Identification of Four Polyhydroxyalkanoate Structural Genes in Synechocystis cf. salina PCC6909: In silico Evidences
Lucia Silvestrini, Bernhard Drosg and Ines Fritz*
Department of Agrobiotechnology, Institute for Environmental Biotechnology, University of Natural Resources and Life Sciences (BOKU, Vienna), Tulln/Donau, Austria
- *Corresponding Author:
- Ines Fritz
Department of Agrobiotechnology
Institute for Environmental Biotechnology
University of Natural Resources and Life Sciences
Konrad Lorenz Strasse 20, A-3430, Tulln/Donau, Austria
Tel: (+43) 2272/66280-559
Received Date: December 22, 2015; Accepted Date: February 05, 2016; Published Date: February 08, 2016
Citation: Silvestrini L, Drosg B, Fritz I (2016) Identification of Four Polyhydroxyalkanoate Structural Genes in Synechocystis cf. salina PCC6909: In silico Evidences. J Proteomics Bioinform 9:028-037. doi:10.4172/jpb.1000386
Copyright: © 2016 Silvestrini L, et al. This is an open-access article distributed under the terms of the Creative Commons Attribution License, which permits unrestricted use, distribution, and reproduction in any medium, provided the original author and source are credited.

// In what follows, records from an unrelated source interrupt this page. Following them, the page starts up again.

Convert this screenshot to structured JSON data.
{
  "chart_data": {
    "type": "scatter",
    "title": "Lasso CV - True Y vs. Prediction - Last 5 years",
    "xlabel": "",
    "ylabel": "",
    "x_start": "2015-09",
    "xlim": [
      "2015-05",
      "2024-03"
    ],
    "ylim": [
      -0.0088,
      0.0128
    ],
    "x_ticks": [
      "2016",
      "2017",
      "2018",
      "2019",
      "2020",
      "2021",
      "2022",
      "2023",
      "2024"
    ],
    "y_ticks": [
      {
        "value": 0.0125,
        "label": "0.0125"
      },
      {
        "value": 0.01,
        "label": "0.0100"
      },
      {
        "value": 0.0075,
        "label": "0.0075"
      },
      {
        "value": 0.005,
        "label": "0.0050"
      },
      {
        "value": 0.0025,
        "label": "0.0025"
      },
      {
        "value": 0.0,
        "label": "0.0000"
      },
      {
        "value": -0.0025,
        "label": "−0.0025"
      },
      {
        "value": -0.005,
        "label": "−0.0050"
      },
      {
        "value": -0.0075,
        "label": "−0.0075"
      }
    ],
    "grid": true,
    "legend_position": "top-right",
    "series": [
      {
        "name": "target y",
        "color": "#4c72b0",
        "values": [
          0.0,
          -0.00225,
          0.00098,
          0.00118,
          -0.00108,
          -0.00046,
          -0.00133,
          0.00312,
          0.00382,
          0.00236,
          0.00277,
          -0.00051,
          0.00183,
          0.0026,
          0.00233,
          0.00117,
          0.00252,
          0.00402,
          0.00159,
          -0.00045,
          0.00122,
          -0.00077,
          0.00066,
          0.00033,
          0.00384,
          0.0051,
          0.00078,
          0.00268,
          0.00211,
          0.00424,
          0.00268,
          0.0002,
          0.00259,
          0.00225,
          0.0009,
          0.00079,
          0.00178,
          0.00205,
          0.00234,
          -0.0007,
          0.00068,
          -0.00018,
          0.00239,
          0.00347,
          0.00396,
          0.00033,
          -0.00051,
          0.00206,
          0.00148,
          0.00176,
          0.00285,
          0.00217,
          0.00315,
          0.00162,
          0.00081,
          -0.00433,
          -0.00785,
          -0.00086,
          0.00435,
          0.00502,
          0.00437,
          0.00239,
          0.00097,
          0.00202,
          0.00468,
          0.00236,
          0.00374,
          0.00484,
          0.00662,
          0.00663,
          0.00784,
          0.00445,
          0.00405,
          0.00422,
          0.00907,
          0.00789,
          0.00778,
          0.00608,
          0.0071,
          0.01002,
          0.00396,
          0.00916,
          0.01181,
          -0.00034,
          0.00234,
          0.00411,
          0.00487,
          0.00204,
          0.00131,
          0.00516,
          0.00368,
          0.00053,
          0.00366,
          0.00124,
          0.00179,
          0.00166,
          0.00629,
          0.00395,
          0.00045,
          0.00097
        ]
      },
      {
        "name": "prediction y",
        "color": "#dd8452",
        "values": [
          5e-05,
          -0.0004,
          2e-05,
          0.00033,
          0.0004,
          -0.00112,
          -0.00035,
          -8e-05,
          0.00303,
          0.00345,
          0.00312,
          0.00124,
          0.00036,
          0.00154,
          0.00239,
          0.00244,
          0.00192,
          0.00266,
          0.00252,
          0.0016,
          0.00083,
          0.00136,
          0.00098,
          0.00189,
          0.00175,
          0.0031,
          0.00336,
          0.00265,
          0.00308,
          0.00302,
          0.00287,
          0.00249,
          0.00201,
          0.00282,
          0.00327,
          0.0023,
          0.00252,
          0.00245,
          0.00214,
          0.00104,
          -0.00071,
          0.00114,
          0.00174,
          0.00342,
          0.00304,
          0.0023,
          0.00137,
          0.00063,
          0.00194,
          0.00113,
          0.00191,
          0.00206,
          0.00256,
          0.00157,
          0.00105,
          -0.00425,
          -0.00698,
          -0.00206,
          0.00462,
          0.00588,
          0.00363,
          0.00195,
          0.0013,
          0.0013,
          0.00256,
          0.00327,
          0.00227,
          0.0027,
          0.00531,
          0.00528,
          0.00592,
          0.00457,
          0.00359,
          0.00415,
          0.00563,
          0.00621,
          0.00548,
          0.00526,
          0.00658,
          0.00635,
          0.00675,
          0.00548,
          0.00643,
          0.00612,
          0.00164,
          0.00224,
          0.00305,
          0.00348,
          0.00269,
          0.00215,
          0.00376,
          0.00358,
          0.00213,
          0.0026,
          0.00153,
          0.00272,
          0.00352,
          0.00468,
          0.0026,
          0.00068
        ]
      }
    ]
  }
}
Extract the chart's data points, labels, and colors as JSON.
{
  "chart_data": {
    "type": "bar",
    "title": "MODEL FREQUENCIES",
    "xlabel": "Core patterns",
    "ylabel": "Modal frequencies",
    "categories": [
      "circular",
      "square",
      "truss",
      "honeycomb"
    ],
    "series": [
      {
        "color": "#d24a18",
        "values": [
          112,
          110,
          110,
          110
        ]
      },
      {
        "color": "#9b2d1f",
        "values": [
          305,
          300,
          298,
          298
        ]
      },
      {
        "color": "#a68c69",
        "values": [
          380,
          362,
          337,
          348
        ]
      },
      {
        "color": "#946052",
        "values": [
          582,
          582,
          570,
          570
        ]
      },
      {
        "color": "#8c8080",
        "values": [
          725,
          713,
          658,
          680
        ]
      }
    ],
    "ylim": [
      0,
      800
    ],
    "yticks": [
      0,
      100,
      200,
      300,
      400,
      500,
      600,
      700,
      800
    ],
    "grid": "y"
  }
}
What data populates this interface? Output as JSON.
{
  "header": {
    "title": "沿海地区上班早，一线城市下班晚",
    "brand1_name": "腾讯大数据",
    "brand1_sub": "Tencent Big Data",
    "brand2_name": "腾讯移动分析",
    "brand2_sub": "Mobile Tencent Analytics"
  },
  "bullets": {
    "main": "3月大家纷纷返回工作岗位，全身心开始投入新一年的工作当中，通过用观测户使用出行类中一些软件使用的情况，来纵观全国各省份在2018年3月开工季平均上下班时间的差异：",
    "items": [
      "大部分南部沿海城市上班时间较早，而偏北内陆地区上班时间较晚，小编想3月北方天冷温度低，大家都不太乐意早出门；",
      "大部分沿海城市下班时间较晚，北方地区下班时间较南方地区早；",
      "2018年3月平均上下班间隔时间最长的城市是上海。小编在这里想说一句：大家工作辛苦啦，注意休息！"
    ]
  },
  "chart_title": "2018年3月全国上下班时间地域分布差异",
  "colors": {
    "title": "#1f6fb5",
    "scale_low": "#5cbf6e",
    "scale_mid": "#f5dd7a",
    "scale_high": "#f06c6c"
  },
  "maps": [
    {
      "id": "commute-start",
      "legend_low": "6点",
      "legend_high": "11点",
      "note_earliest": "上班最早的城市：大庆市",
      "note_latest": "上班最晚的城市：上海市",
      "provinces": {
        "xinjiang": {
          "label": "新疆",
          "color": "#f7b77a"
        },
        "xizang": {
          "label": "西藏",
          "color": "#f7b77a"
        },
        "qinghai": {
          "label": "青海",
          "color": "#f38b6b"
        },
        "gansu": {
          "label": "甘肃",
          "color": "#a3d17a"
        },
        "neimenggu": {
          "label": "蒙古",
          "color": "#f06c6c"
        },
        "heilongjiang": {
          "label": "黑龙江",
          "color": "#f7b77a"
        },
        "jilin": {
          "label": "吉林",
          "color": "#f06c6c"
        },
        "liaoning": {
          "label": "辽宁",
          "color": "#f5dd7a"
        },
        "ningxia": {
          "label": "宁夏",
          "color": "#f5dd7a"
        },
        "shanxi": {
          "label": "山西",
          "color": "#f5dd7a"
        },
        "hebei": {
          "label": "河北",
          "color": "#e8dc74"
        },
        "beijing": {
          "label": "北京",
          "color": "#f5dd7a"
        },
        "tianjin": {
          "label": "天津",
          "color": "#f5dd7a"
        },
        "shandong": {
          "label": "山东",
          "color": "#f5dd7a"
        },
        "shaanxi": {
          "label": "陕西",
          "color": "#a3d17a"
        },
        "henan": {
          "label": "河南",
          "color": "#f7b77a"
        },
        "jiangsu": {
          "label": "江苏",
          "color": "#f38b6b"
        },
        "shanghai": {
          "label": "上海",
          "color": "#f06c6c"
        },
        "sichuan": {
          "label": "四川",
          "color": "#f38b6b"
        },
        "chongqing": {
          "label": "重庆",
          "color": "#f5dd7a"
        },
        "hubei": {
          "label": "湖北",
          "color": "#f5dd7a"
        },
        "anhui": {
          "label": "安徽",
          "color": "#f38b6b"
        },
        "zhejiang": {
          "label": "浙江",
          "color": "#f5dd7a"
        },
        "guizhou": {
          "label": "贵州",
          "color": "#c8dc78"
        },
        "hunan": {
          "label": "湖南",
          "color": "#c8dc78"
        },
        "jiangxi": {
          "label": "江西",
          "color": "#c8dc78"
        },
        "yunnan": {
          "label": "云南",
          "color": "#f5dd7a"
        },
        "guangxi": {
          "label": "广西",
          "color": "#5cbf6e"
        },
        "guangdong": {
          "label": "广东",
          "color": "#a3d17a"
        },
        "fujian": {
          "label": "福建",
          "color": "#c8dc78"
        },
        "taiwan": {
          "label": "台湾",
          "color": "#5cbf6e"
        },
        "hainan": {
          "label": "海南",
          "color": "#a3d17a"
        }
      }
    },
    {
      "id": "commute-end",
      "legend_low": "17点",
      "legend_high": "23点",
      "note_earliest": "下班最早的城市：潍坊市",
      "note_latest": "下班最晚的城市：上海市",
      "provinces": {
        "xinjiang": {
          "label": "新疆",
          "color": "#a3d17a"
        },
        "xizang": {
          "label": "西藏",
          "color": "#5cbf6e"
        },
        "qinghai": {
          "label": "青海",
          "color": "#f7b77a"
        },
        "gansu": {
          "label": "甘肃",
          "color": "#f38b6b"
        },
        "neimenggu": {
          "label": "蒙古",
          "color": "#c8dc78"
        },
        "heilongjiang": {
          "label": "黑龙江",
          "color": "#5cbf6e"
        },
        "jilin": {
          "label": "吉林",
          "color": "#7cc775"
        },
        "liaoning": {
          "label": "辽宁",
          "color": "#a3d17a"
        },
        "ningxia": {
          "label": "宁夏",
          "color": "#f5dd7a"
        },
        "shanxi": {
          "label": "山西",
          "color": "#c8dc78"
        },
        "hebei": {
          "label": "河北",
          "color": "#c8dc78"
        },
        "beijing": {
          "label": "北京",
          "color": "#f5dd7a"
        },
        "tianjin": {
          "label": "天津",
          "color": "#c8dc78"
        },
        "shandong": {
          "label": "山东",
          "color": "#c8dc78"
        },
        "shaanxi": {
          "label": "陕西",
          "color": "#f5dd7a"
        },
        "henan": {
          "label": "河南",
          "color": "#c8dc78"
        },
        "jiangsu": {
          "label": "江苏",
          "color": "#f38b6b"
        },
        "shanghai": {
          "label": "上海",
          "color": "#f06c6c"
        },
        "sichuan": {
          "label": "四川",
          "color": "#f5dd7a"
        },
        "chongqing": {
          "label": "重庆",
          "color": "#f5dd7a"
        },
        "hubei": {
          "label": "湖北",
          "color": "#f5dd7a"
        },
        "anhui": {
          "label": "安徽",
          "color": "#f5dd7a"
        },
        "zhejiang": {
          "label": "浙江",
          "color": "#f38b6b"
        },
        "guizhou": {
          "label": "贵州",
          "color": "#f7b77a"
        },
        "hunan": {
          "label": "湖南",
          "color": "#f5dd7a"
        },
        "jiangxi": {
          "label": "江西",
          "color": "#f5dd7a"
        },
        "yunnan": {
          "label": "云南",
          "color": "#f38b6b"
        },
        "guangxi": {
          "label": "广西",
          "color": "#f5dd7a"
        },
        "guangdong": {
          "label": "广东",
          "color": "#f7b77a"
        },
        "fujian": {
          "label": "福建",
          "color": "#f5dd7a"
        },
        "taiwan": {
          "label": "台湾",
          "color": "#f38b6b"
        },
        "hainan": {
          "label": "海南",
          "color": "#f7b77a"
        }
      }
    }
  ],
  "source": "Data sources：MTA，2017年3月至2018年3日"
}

Polyhydroxyalkanoates (PHAs) are a class of bio-polymers naturally synthesized by cyanobacteria with the advantage of being alternative to petrochemical based plastic. Their versatile application in medical, agricultural and technical fields increased the market request, especially due to their environmental-friendly features. Cyanobacteria possess a high PHAs production potential not yet well known at the genetic and enzymatic level. In this work we identified, isolated and sequenced the genes responsible for PHA production (phaA, phaB, phaE and phaC) in Synechocystis cf. salina PCC6909 (syn: Gloeothece membranacea), of which genome data are not yet available. Performing an in silico analysis, we illustrate here the Pha proteins (PhaA, PhaB, PhaE and PhaC) phylogeny and the prediction of their structure, i.e., secondary folding, topology, 3D model and clefts localization. Our results are discussed in the context of future applications of Synechocystis cf. salina PCC6909 Pha genes for heterologous PHA production and strain improvement.